The DEP's Forest Service is responsible for reviewing the
woodland owner's forest management plan and for inspecting
each site every three years to determine if the activities
being conducted fit the specific woodland area and are being
implemented as reported.
Woodland owners are required to complete and submit an application
(Form FA-1) and the woodland data form (Form WD-1) to qualify
for farmland assessment. These forms must be submitted to
the local tax assessor and the NJ Forest Service annually.
Your local tax assessor retains the final authority to determine
who qualifies for farmland assessment.
The NJ Forest Service aids the woodland owner by reviewing
the application and by reporting to local tax assessors the
results of the review. In addition, the Forest Service will
inspect the accomplishments reported on the WD-1 form and
report to the local assessor any non-compliance. For more
information contact your State
Regional Forester or a Consulting
Proper management of New Jersey's more than 228,000 acres
of private woodlands currently under the Farmland Assessment
Act will not only help eliminate excessive and unnecessary
cutting of one of the state's valuable natural resources,
but also will enhance the benefits of properly managed woodlands,
such as improved air and water quality and wildlife habitat.
Download the Checklist for
preparing a NJ FLA Woodland Management Plan.

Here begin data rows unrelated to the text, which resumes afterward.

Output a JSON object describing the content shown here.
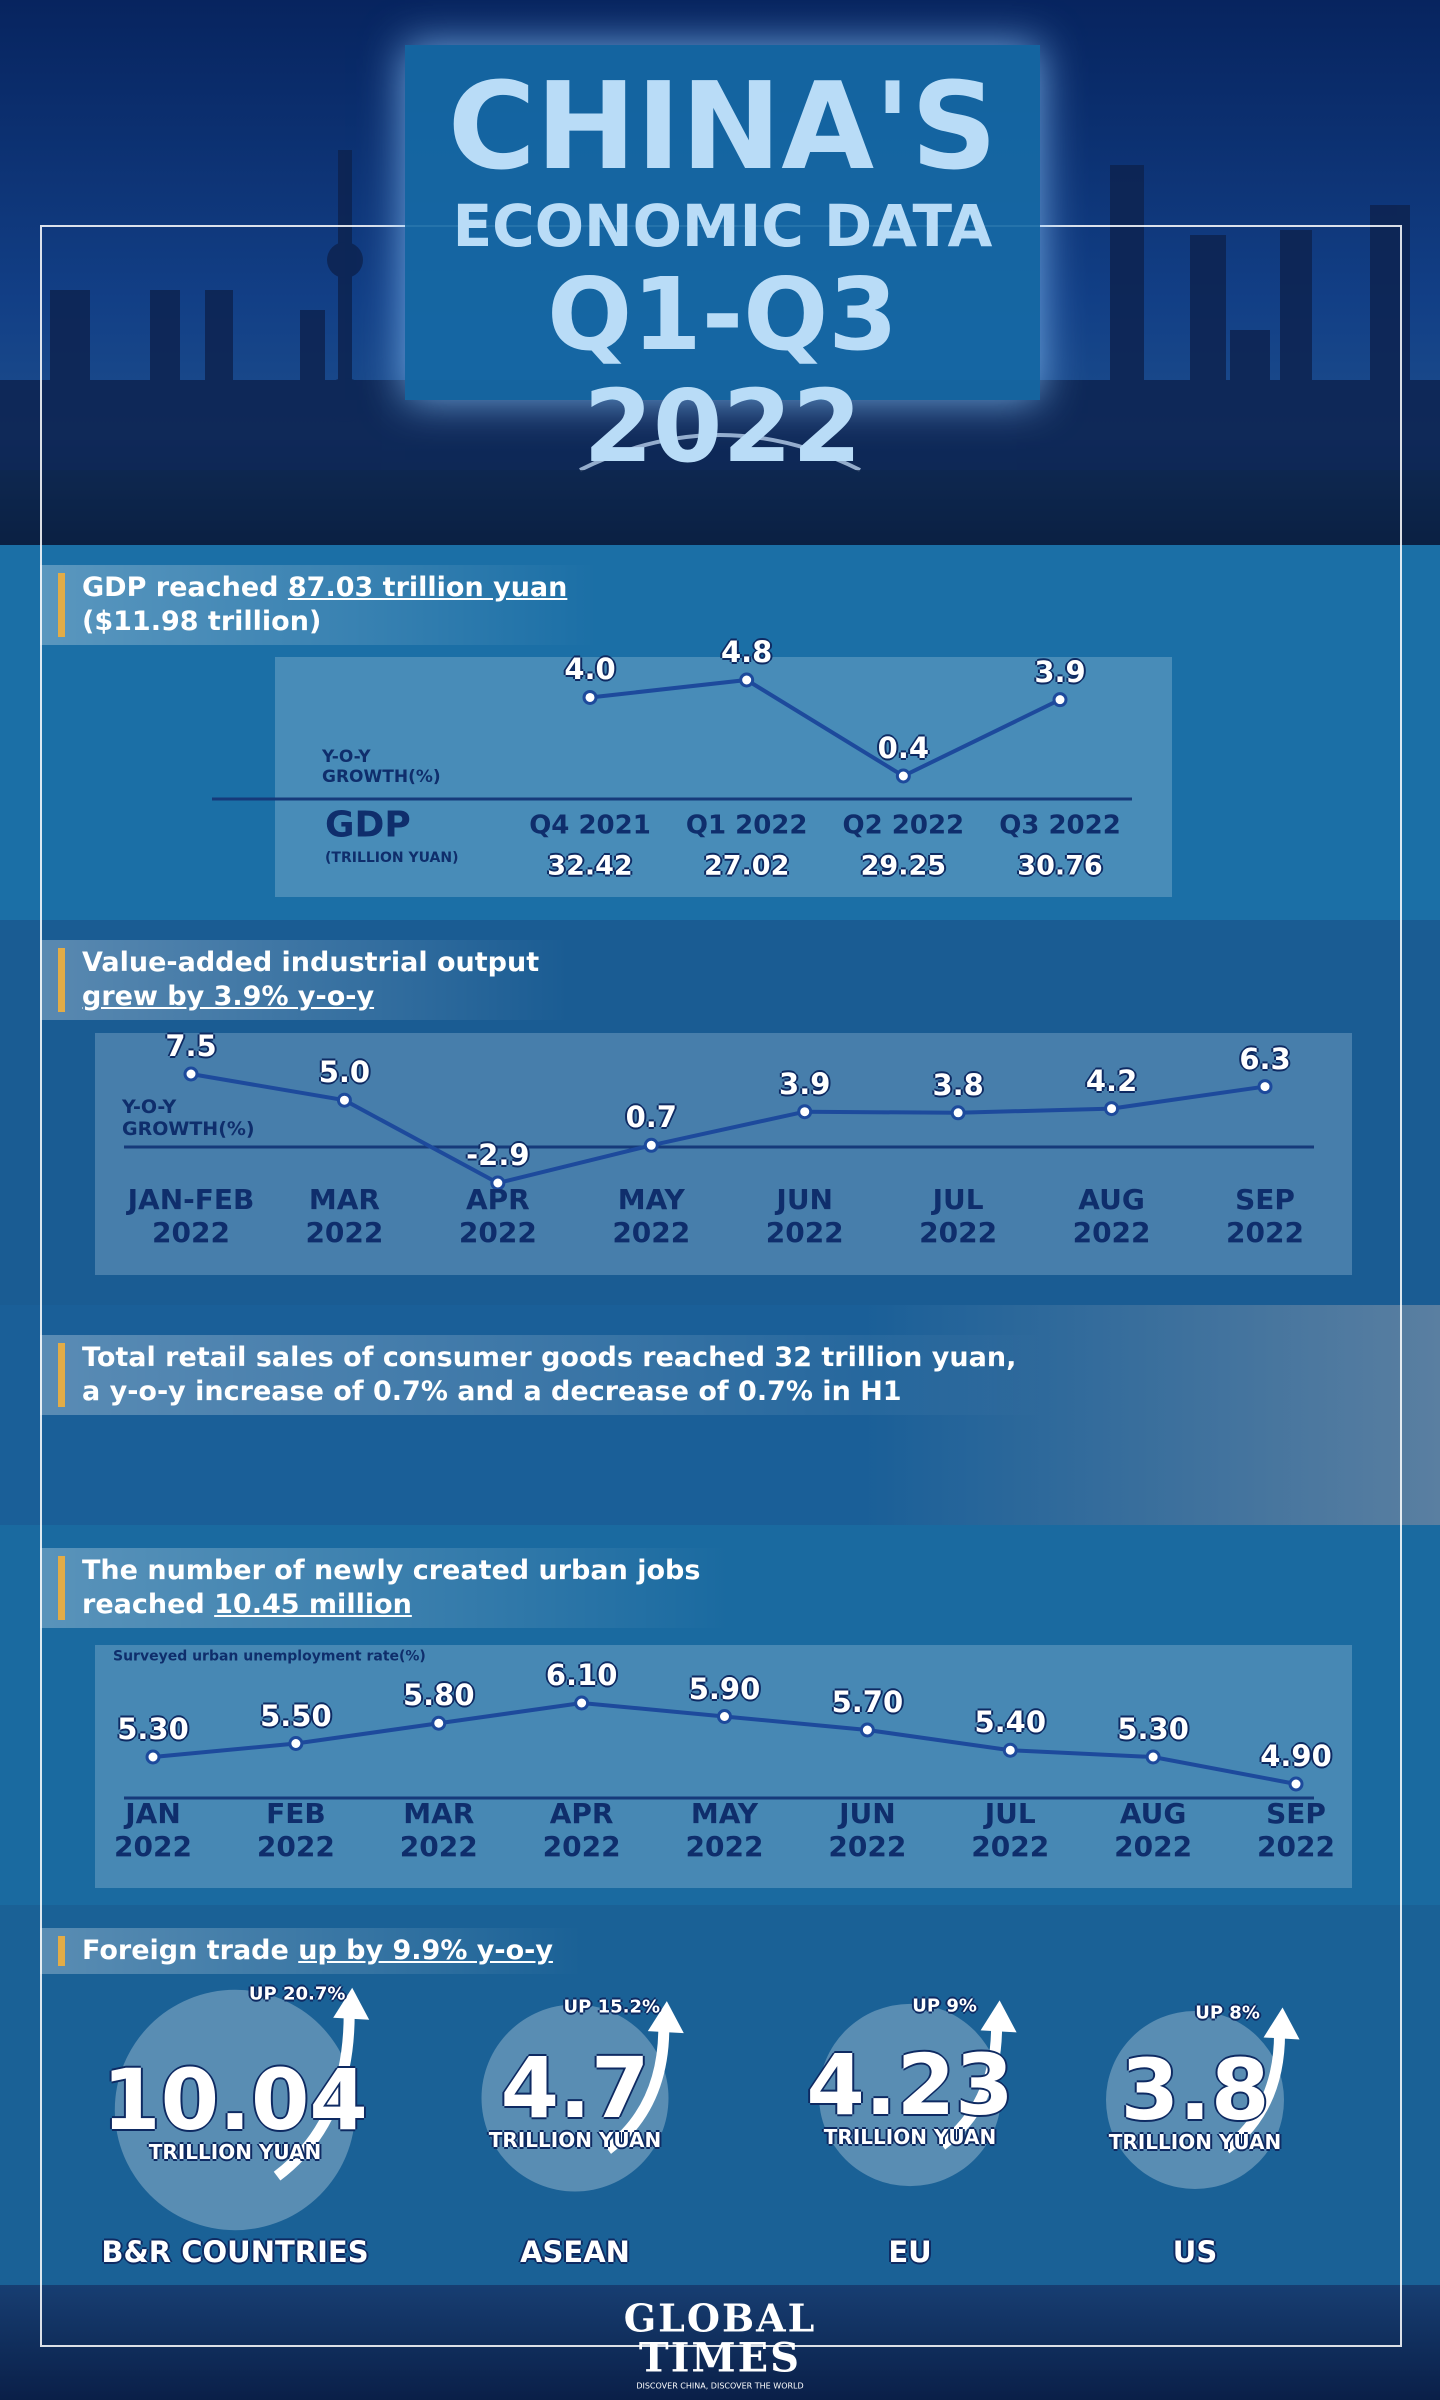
{
  "header": {
    "title_lines": [
      "CHINA'S",
      "ECONOMIC DATA",
      "Q1-Q3 2022"
    ]
  },
  "sections": [
    {
      "headline": [
        [
          {
            "text": "GDP reached "
          },
          {
            "text": "87.03 trillion yuan",
            "underline": true
          }
        ],
        [
          {
            "text": "($11.98 trillion)"
          }
        ]
      ]
    },
    {
      "headline": [
        [
          {
            "text": "Value-added industrial output"
          }
        ],
        [
          {
            "text": "grew by 3.9% y-o-y",
            "underline": true
          }
        ]
      ]
    },
    {
      "headline": [
        [
          {
            "text": "Total retail sales of consumer goods reached 32 trillion yuan,"
          }
        ],
        [
          {
            "text": "a y-o-y increase of 0.7% and a decrease of 0.7% in H1"
          }
        ]
      ]
    },
    {
      "headline": [
        [
          {
            "text": "The number of newly created urban jobs"
          }
        ],
        [
          {
            "text": "reached "
          },
          {
            "text": "10.45 million",
            "underline": true
          }
        ]
      ]
    },
    {
      "headline": [
        [
          {
            "text": "Foreign trade "
          },
          {
            "text": "up by 9.9% y-o-y",
            "underline": true
          }
        ]
      ]
    }
  ],
  "chart_data": [
    {
      "type": "line",
      "y_label": "Y-O-Y\nGROWTH(%)",
      "categories": [
        "Q4 2021",
        "Q1 2022",
        "Q2 2022",
        "Q3 2022"
      ],
      "series": [
        {
          "color": "#1d4a9c",
          "values": [
            4.0,
            4.8,
            0.4,
            3.9
          ],
          "value_labels": [
            "4.0",
            "4.8",
            "0.4",
            "3.9"
          ]
        }
      ],
      "table_label": "GDP",
      "table_unit": "(TRILLION YUAN)",
      "table_values": [
        32.42,
        27.02,
        29.25,
        30.76
      ]
    },
    {
      "type": "line",
      "y_label": "Y-O-Y\nGROWTH(%)",
      "categories": [
        "JAN-FEB\n2022",
        "MAR\n2022",
        "APR\n2022",
        "MAY\n2022",
        "JUN\n2022",
        "JUL\n2022",
        "AUG\n2022",
        "SEP\n2022"
      ],
      "series": [
        {
          "color": "#1d4a9c",
          "values": [
            7.5,
            5.0,
            -2.9,
            0.7,
            3.9,
            3.8,
            4.2,
            6.3
          ],
          "value_labels": [
            "7.5",
            "5.0",
            "-2.9",
            "0.7",
            "3.9",
            "3.8",
            "4.2",
            "6.3"
          ]
        }
      ]
    },
    {
      "type": "line",
      "y_label": "Surveyed urban unemployment rate(%)",
      "categories": [
        "JAN\n2022",
        "FEB\n2022",
        "MAR\n2022",
        "APR\n2022",
        "MAY\n2022",
        "JUN\n2022",
        "JUL\n2022",
        "AUG\n2022",
        "SEP\n2022"
      ],
      "series": [
        {
          "color": "#1d4a9c",
          "values": [
            5.3,
            5.5,
            5.8,
            6.1,
            5.9,
            5.7,
            5.4,
            5.3,
            4.9
          ],
          "value_labels": [
            "5.30",
            "5.50",
            "5.80",
            "6.10",
            "5.90",
            "5.70",
            "5.40",
            "5.30",
            "4.90"
          ]
        }
      ]
    }
  ],
  "trade": {
    "unit": "TRILLION YUAN",
    "items": [
      {
        "name": "B&R COUNTRIES",
        "value": 10.04,
        "growth": "UP 20.7%"
      },
      {
        "name": "ASEAN",
        "value": 4.7,
        "growth": "UP 15.2%"
      },
      {
        "name": "EU",
        "value": 4.23,
        "growth": "UP 9%"
      },
      {
        "name": "US",
        "value": 3.8,
        "growth": "UP 8%"
      }
    ]
  },
  "footer": {
    "logo_top": "GLOBAL",
    "logo_bottom": "TIMES",
    "tagline": "DISCOVER CHINA, DISCOVER THE WORLD"
  }
}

Frequently Asked Questions
1. What are the basic qualifications of
the Farmland Assessment Act of 1964?
• The land must have been actively devoted
to agricultural or horticultural use for the two successive
years immediately preceding the tax year for which farmland
assessment is requested.
• The area must be at least five acres
• Gross sales of agricultural of horticultural
products - in addition to any payments received under
a soil conservation program - must average at least
$500 plus additional $5 per cropland acre and $.50 per
woodland acre for each acre over 5 or there must be
clear evidence of anticipated yearly gross sales and
such payments amounting to at least your minimum gross
2. What happens if the land has been assessed
for agricultural or horticultural use and the land use changes?
When land assessed under the act is changed to a use other
than agricultural or horticultural, it is subject to additional
or roll-back taxes. The land is subject to the payment of
roll-back taxes for the year in which the change in use
of the land occurs and in each of the immediately preceding
two tax years in which the land was assessed under the act.
3. Will there be more inspections on my
Yes. The Forest Service will Inspect your accomplishments
at least once every three years after the initial inspection.
4. What woodland owners are required to
have a woodland management plan (WMP) and program?
If your woodland acreage total is more than 50 percent of
your total agricultural and horticultural lands, you will
need a WMP to qualify your additional woodlands under the
act. (Exception: An owner claiming farmland farmland
assessment for wooded property exceeding the amount presumed
to be supportive and subordinate woodland must submit an
explanation and proof to the local assessor.)
5. Will I need a WMP for all my woodlands?
Technically, no. For example, if you have 50 acres of crop
land and 60 acres of woodland you would only be required
to prepare a plan for 10 acres. However, it is strongly
recommended that you have a WMP for all your woodlands.
6. Do I have to submit a WMP each year?
No. However, if a substantial revision is made at any time,
such as for selling part of the property or changing in
prescribed forestry activities, then a new WMP must be submitted
7. What is meant by a description of how
the property boundaries are or will be marked and delineated?
Property boundaries should be clearly defined by one or
a combination of the following features: stone walls, fence
lines, posters, paint marks, hedge rows, etc. The WMP should
describe what these boundary features are. Relying on corner
markers to identify boundaries will not be sufficient. If
they are not clear, boundaries should be marked within three
years from initial application of filed WMP.
8. What happens if my woodland was
under farmland assessment but fails to meet the conditions
set forth in N.J.A.C. 18:152.7?
Land that fails to meet the additional conditions during
the first year the conditions are imposed, will not be subject
to roll-back taxes, but will be treated as land for which
an annual application was not submitted.
9. What is a statement of the average
overall productivity capabilities of my woodland? State
how your woodlands will meet the gross sales income requirement
of the Farmland Assessment Act of 1964. The statement should
include where and how will derive your annual income of
$500 plus. This statement is most important when all income
received is derived from your woodlands.